Murad II was the sixth sultan of the Ottoman Empire reigning from 1421 to 1444 and later from 1446 to 1451. He was born in Edirne and has achieved much during his life as the Ottoman Sultan. Murad successfully portrayed himself as a very simple soldier. He didn’t used to join in the royal excesses but as a noble sultan who wants to strengthen the Muslim power against non Muslims. Through this very moderate self presentation, he successfully attained the support of the Muslims not only with in the Ottoman territories but outside it as well for himself and for his extensive and expensive campaigns.
Murad was born on June 1404 to Sultan Mehmed I. The identity of his mother is complicated to recognized. According to some historians, Murad’s mother was a concubine and many historians wrote that his mother was Şehzade Hatun the daughter of Divitdar Ahmed Pasha. According to other historians Murad’s mother was Emine Hatun who was the daughter of Şaban Suli Bey, ruler of the Dulkadirids. His early childhood was spent in Amasya and in the year 1410, Murad came with his father to Edirne the capital of Ottoman empire. When his father ascended to the throne, Murad was appointed the governor of the Amasya Sanjak. Murad remained as the governor of Amasya until the death of Mehmed I in 1421. He was then formally recognized as the sultan of the Ottoman empure at the age of only sixteen years. He was then girded with the sabre of Osman in Bursa and the soldiers and officers of the empire willingly paid tribute to him as their sovereign and sultan.
The First Reign:
Murad’s reign was early on remained very disturbed by insurrection. The Byzantine’s Emperor Manuel II, left the Mustafa from confinement and later introduced Mustafa as the legitimate successor of the throne of Bayezid I. If successful he had to repay him for his liberation by giving up a large number of important cities to the Byzantine empire. Many Turkish soldiers joined him and he defeated and killed the experienced general Beyazid Pasha sent by Murad to fight him. Mustafa defeated the Murad’s army in the battle and declared himself as the Sultan of Adrianople. Mustafa than crossed the Dardanelles and entered to Asia with a large number of troops but Murad not only out manoeuvered Mustafa but his forces passed over in large numbers to Murad. Mustafa than took hostage in the city of
Gallipoli, but the sultan besieged him there and given him the death penalty by the sultan.
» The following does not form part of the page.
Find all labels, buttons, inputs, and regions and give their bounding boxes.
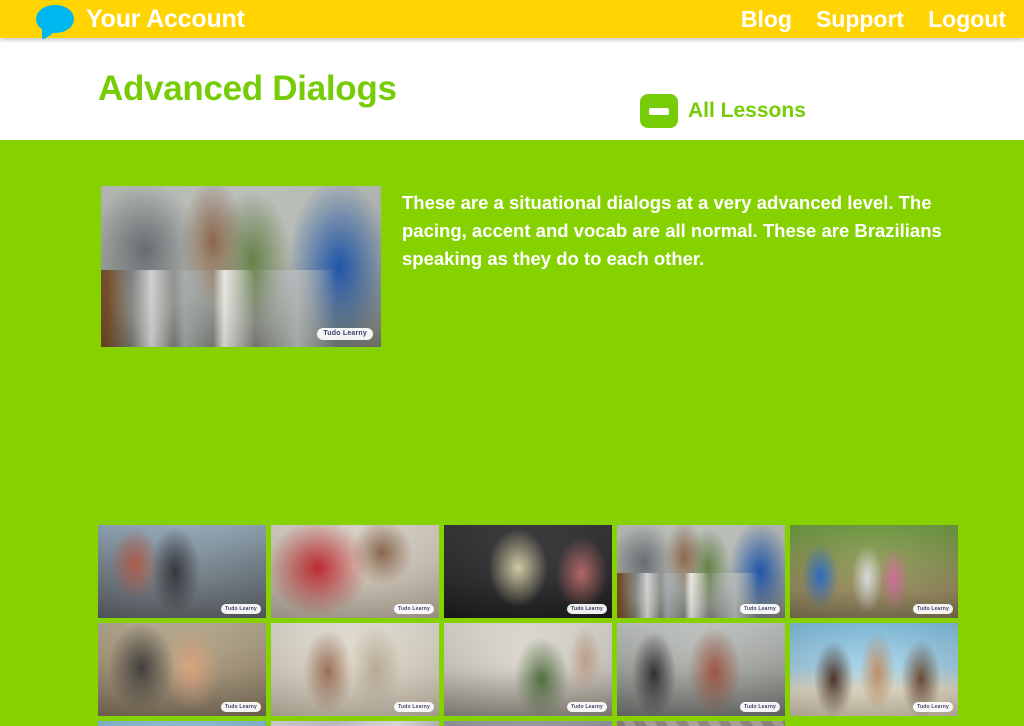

Murad later formed a new army called Azap in the year 1421 and went through the Byzantine Empire and sieged the Constantinople. Byzantines in reply having understanding with some independent Anatolian states and send them the Sultan’s brother Küçük Mustafa to rebel against the sultan. On this Murad had to abandon the siege of Constantinople to deal with his rebellious brother. He then caught him and executed him and the Anatolian states which had been constantly plotting against him were annexed and therefore became part of the Ottoman empire. Later Murad II started war against the Karamanid Emirate, Venice, Serbia and Hungary and defeated Karamanid Emirate and Venice in 1428 and 1432 respectively. In 1430s Murad captured vast territories in the Balkans and become successful in annexing Serbia in 1439. In the year 1441 the Holy Roman Empire and Poland joined the Serbian Hungarian coalition but few years later Murad won the Battle of Varna in 1444 against John Hunyadi.
The Second Reign:
In the year 1444 Murad II left his throne and hand it over to his son Mehmed II, but a Janissary revolt in the Empire forced him to return. He then continued his victories as was the case during the ist reign In 1448 he defeated the Christian coalition in the Second Battle of Kosovo. After securing the Balkans, He turned east to defeat Timur ‘s son, Shah Rokh. He further pushed his troops and defeated few but during the winter of 1450-51, he become ill and later died in Edirne. He was succeeded by his son Mehmed II and remained sultan for 30 years.
After his ascession to the throne, he sought to regain the Ottoman territories that were lost during the previous rules and had regained their autonomy following his grandfather Bayezid defeat in the Battle of Ankara in the year 1402 by Timur. In order to gain fame and international support for his victories, he modeled himself after the legendary Ghazi kings of old. After his accession he enhanced the translating and compiling activities where old Persian, Arab, and Anatolian epics were translated into Turkish. He also had this privilege of consolidating the Ottoman’s rule with in the Balkans. He went to seige Constantinople but couldn’t continued it as this grand Victory wasn’t written to his name. But he was a warrior and a good disciplined person and an intelligent ruler who continued with his imperial aporoach and consolidated the Ottomans during his rule.